Following the poor level of compliance with the exercise, the CGC extended the verification period by 14 days from July 7 to July 20, 2021, adding that by the end of the period, the Service would sanction defaulters.

“The Service will not hesitate to invoke appropriate sanctions as contained in the Customs and Excise Management Act (CEMA) Cap C45 LFN 2004 as amended against any Private Aircraft Owner that fails to take advantage of this period to verify his or her Aircraft”, Alli said.

In the same development, the Service announced a 40% rise in its mid-year revenue put at one trillion, three billion, seven hundred and fifty-two million, nine hundred and fifty-one thousand, seven hundred and thirty-five naira, fifty-five kobo (N1,003,752,951,735.55) as at June 2021.

A press statement signed by the Service’s Public Relations Officer, DC Joseph Attah, described the rise in revenue as unprecedented in the history of the Service.

Attah noted that the amount posted posed a positive difference of two hundred and ninety billion, two hundred and four million, five hundred and fifty-five thousand, nine hundred Naira, sixty-two Kobo (N290,204,555,900.62) against last year’s (2020) mid-year revenue which stood at seven hundred and thirteen billion, five hundred and forty-eight million, three hundred and ninety-five thousand, eight hundred and thirty-four Naira, ninety-three Kobo. (N713,548,395,834.93).

Attah attributed the rise in revenue to the readiness of the service to work in line with best practices and adapt to reformation occasioned by COVID-19.

“Hitting the trillion-Naira mark within six months is unprecedented in the Service. This feat is a result of the resolute pursuit of what is right and willingness to adapt to changes brought about by global health challenges occasioned by covid-19.

“The Service revenue profile continues to be on the increase due to ongoing reforms that exploit the potentials of technology.”

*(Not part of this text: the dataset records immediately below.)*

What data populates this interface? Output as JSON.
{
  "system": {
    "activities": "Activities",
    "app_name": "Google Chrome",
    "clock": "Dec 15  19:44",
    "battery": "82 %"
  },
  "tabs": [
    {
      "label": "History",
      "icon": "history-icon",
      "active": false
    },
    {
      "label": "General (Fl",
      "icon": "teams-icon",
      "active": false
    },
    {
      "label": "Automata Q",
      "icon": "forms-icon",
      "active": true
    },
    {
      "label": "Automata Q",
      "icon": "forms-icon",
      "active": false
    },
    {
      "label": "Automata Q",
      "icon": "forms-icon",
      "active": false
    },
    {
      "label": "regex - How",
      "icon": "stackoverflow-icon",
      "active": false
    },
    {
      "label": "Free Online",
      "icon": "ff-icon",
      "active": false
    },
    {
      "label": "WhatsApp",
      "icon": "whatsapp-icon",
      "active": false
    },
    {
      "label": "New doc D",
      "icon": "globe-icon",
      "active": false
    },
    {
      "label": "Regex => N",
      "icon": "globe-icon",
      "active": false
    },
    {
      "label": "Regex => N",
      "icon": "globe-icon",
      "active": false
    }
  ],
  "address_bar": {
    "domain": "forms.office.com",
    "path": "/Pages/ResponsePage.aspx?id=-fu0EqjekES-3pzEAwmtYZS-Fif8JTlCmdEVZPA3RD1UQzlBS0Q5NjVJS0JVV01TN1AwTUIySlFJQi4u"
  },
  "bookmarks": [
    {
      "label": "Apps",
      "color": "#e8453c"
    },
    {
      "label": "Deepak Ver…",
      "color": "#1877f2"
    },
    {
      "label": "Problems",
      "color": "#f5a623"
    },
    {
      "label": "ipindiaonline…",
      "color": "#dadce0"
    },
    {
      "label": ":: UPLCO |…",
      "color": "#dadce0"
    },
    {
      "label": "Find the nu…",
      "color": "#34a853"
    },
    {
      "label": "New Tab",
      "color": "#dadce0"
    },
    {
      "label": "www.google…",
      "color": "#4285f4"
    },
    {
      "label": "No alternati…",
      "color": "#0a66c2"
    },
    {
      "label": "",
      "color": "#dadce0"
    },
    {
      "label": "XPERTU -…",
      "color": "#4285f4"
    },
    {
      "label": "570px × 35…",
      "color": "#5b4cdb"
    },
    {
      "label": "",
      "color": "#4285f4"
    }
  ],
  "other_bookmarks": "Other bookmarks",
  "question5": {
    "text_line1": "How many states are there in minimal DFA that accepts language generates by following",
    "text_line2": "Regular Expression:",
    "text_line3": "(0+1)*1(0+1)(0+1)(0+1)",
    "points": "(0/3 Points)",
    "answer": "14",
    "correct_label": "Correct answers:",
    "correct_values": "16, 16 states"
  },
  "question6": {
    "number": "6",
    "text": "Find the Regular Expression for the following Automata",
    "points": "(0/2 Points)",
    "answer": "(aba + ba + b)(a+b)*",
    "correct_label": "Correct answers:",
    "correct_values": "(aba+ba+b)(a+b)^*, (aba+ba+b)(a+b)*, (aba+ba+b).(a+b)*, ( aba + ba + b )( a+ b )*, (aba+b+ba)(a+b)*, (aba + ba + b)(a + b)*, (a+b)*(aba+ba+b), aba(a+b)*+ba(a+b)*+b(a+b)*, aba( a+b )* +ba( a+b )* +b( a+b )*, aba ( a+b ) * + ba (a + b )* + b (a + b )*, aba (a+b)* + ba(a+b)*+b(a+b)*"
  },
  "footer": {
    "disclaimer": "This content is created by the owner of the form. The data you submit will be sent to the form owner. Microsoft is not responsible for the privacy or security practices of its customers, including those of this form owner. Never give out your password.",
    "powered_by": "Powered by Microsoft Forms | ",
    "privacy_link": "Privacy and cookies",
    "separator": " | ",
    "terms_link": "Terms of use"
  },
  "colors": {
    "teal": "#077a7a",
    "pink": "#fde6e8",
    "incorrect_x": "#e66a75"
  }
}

He added that with the adoption and recommendations of the tripartite meeting of the Customs Administrations of Nigeria, Benin, and Niger, sharing of security intelligence has been upgraded to deal with the challenges of cross-border crimes.

The Service also confiscated 2,333 assorted cargoes comprising of items like arms and ammunition, illicit drugs, rice, vegetable oil with Duty Paid Value of N4,422,548,980.00.